Vorrei fare una piccola precisazione: il gruppo musicale è l’espressione parziale di un progetto più ampio, che si pone come obiettivo la valorizzazione della cultura di tradizione orale del Salento. Infatti accanto al gruppo esistono le Edizioni Aramirè (www.aramire.it), che hanno in catalogo, nella collana “Documenti Originali” tre cd di registrazioni ‘sul campo’ di anziani cantori, e “Io al santo ci credo. Diario di un musico delle tarantate”, il diario dell’ultimo musicista terapeuta del tarantismo, morto nel giugno del 2000.

Quale genere di musica proponete, con quale scopo?
Aramirè propone musica del Salento, con la sua specificità. Si suona, appunto, per affermare una cultura, e non solo per divertimento o semplicemente per soldi. Spesso i concerti sono inseriti in contesti in cui si proiettano video, si presentano libri, o si insegnano i rudimenti del ballo della pizzica.

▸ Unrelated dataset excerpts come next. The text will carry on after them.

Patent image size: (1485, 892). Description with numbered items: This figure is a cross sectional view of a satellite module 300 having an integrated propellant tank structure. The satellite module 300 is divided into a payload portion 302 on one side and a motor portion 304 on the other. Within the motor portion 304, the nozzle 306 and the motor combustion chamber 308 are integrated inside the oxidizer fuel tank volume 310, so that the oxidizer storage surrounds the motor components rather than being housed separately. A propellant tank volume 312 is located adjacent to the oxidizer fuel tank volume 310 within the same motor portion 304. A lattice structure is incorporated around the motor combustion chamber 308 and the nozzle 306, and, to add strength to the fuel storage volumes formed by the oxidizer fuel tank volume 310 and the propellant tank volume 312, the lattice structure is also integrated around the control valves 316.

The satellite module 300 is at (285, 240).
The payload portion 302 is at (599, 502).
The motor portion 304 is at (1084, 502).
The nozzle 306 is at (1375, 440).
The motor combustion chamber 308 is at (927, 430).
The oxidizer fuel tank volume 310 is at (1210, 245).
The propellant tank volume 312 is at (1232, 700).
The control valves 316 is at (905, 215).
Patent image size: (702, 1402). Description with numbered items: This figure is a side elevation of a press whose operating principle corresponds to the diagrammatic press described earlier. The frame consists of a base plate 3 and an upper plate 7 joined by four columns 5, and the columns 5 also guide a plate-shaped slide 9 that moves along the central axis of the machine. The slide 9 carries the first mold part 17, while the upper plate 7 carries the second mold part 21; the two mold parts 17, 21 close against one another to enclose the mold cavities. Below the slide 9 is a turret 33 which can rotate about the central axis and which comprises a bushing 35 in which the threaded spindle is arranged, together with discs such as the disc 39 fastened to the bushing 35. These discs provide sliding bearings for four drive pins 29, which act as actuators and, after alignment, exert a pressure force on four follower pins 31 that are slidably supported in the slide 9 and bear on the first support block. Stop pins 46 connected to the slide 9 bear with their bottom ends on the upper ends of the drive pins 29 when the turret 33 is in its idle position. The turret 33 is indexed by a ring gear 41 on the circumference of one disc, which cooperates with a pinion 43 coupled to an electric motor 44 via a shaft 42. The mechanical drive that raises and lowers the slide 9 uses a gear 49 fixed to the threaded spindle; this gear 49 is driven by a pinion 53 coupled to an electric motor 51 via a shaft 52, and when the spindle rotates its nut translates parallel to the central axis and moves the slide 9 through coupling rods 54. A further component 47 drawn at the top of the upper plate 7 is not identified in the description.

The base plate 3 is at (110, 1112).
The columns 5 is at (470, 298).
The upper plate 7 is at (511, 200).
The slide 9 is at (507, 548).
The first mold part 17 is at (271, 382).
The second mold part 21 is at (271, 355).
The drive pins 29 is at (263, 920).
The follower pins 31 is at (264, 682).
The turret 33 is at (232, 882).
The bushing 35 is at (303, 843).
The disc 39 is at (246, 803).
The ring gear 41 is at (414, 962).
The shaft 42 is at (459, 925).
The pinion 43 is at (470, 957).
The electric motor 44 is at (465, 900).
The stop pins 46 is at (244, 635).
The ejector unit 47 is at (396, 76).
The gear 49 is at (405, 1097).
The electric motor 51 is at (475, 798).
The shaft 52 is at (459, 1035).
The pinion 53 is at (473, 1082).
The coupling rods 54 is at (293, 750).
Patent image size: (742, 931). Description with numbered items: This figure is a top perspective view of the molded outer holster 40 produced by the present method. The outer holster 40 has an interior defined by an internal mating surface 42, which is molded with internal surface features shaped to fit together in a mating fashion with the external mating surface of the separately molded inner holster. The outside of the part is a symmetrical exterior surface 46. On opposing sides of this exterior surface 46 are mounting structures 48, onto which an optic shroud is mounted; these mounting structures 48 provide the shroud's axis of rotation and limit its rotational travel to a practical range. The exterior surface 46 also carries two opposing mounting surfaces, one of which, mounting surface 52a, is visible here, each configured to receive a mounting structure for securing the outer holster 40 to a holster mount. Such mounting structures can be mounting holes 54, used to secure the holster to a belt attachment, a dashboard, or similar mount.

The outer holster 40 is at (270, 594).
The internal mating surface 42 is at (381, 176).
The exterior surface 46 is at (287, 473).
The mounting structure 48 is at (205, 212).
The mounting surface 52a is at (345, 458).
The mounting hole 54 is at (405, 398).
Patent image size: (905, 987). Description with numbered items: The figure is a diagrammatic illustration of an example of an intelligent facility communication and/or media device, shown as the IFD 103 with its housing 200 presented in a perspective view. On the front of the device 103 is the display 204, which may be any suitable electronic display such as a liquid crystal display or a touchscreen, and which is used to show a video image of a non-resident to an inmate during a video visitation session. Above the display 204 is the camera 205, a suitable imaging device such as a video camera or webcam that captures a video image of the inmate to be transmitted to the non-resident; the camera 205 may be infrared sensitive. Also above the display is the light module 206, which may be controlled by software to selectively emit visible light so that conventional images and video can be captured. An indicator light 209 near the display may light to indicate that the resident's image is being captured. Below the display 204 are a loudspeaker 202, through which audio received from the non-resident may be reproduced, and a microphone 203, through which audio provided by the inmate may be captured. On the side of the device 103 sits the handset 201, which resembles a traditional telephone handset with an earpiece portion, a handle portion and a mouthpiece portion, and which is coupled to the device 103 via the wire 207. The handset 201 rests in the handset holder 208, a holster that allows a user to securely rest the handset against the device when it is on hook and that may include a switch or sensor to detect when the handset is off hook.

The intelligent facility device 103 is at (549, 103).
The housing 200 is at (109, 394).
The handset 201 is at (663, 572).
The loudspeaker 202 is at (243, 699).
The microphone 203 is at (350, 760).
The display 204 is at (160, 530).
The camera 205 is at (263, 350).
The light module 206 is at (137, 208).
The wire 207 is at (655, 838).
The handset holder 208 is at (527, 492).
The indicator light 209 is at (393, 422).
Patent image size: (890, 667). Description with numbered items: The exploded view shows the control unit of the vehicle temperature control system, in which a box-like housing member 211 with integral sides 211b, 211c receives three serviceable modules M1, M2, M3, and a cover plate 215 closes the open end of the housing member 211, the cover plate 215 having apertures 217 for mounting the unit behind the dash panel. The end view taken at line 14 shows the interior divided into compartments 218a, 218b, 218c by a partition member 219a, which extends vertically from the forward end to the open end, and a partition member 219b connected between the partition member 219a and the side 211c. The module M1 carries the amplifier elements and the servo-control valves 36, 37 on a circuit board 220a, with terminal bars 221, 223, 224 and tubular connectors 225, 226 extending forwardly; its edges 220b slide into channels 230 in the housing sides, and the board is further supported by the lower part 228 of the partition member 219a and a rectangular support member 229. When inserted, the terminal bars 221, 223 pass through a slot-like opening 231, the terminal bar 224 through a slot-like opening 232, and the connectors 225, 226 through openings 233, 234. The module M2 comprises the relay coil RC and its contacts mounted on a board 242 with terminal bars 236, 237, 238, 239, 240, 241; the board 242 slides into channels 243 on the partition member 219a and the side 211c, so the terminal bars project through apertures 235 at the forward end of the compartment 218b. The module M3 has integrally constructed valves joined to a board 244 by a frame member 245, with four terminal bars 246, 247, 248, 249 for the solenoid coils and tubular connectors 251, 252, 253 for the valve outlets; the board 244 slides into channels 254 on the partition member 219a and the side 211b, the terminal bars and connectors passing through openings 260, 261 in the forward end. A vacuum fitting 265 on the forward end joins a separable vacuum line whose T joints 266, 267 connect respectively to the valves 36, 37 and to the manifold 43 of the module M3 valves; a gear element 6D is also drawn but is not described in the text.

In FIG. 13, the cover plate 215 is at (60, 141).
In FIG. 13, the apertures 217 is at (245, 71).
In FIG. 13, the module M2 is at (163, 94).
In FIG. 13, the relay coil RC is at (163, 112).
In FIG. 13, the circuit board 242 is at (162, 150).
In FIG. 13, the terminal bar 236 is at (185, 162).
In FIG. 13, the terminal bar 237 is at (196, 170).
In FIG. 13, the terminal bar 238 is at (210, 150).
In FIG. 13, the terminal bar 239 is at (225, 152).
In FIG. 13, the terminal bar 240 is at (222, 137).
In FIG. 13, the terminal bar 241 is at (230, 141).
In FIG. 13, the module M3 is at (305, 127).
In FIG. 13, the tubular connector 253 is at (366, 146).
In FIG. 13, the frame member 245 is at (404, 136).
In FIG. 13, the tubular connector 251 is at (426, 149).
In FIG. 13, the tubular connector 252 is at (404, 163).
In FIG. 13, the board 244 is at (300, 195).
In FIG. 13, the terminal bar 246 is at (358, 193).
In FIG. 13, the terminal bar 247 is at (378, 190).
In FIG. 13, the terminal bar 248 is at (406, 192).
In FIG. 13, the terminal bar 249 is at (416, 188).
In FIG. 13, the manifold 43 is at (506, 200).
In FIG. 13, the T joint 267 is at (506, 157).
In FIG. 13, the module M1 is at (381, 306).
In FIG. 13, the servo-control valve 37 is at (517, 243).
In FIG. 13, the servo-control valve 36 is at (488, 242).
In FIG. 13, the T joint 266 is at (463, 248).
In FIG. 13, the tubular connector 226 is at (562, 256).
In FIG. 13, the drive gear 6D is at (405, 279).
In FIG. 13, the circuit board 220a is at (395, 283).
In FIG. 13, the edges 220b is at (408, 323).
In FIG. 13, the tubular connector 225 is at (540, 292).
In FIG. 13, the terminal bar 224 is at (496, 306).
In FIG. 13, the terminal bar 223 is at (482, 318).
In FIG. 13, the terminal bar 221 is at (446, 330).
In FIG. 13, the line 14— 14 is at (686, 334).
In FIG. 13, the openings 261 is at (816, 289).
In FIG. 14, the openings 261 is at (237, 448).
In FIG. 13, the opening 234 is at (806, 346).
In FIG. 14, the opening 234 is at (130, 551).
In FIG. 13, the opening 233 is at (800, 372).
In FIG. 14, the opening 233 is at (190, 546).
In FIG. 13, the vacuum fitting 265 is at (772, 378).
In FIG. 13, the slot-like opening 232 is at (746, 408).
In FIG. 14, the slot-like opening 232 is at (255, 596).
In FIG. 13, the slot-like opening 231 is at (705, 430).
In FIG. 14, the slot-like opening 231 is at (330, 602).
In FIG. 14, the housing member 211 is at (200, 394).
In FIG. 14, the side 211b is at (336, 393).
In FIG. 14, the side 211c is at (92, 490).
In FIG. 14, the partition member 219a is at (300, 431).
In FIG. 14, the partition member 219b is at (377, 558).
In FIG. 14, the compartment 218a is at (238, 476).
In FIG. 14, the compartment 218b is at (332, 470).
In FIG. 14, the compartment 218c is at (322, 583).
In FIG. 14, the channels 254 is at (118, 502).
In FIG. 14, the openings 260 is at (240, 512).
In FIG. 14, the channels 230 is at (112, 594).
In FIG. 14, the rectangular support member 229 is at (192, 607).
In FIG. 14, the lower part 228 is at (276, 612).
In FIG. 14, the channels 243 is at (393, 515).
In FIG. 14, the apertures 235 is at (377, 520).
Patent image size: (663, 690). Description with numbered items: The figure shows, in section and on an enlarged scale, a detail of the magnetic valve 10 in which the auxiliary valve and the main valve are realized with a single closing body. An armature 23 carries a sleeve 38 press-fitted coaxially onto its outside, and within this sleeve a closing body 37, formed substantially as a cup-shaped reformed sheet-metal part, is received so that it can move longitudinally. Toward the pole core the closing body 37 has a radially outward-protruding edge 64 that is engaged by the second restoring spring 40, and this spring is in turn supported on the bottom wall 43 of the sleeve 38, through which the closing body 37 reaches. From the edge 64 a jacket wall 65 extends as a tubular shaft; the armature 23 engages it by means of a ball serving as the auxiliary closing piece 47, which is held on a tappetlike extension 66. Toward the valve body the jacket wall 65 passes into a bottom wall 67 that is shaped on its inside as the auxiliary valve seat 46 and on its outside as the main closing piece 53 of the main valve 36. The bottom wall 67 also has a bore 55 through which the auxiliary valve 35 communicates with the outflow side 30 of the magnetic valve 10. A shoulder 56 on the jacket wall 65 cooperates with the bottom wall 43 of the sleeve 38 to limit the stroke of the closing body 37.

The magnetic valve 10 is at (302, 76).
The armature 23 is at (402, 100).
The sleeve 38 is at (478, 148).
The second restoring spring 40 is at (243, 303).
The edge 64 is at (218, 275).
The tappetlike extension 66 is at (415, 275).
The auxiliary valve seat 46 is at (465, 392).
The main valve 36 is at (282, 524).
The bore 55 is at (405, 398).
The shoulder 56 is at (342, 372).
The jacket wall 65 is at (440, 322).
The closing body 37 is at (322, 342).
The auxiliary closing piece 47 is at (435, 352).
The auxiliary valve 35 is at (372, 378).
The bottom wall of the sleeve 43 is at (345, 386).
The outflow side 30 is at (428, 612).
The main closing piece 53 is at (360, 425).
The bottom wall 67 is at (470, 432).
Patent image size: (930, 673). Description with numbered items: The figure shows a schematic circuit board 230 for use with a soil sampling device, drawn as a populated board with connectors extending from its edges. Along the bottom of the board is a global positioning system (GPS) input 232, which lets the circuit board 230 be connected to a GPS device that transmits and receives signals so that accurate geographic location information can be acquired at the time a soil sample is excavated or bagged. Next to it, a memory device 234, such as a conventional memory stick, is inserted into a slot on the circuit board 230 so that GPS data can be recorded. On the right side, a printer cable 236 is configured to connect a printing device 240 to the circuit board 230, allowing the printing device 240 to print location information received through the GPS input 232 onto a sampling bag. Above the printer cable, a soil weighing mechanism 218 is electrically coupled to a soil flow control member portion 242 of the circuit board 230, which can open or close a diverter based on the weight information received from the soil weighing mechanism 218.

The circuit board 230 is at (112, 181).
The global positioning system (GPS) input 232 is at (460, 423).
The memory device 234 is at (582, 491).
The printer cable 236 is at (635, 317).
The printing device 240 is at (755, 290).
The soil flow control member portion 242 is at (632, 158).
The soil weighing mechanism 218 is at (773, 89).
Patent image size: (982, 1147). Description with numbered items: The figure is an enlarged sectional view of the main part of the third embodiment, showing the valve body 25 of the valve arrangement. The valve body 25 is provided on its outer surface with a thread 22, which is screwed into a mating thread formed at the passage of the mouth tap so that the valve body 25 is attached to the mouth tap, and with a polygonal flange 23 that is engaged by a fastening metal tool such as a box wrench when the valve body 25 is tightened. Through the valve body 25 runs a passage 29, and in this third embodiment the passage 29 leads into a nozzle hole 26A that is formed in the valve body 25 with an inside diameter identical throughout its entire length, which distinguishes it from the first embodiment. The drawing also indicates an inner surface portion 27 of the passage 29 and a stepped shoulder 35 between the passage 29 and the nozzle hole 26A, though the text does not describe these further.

Parliamo un po’ del rito del concerto. Mi sembra di capire che, nei vostri concerti ritorna, ad un livello culturale meno impegnativo, la voglia di ‘purgare le sofferenze’. Spiegaci, dunque, come si svolgono le vostre performance e dove preferibilmente vi esibite.
Il concerto standard comprende un repertorio di canti della tradizione salentina, che non è ovviamente solo fatta di pizziche. Il tutto va avanti per circa due ore. La cosa interessante è che quasi sempre la gente non riesce a stare ferma, perché certi ritmi sono veramente trascinanti, e comincia a ballare. Alla fine del concerto ballano tutti. Tutti è la parola esatta, perché non si prevede un pubblico speciale. Ognuno viene catturato da questa musica, è una sua particolarità.
Per quanto riguarda i luoghi, preferiamo esibirci in posti belli e con una buona acustica, però va bene qualsiasi luogo, come per ogni normale gruppo musicale. Un parte del repertorio si può eseguire bene in acustico, e va benissimo in luoghi tipo le piccole chiese.

Se dovessi convincere qualcuno a venire ad un concerto degli Aramirè, cosa gli diresti?
Si viene ad un concerto degli Aramirè per divertirsi e ballare una musica antichissima ma anche moderna, per la sua capacità di coinvolgere naturalmente tutti. Inoltre si ha la possibilità di venire a conoscenza di un mondo, una cultura altrimenti nascosta, sconosciuta.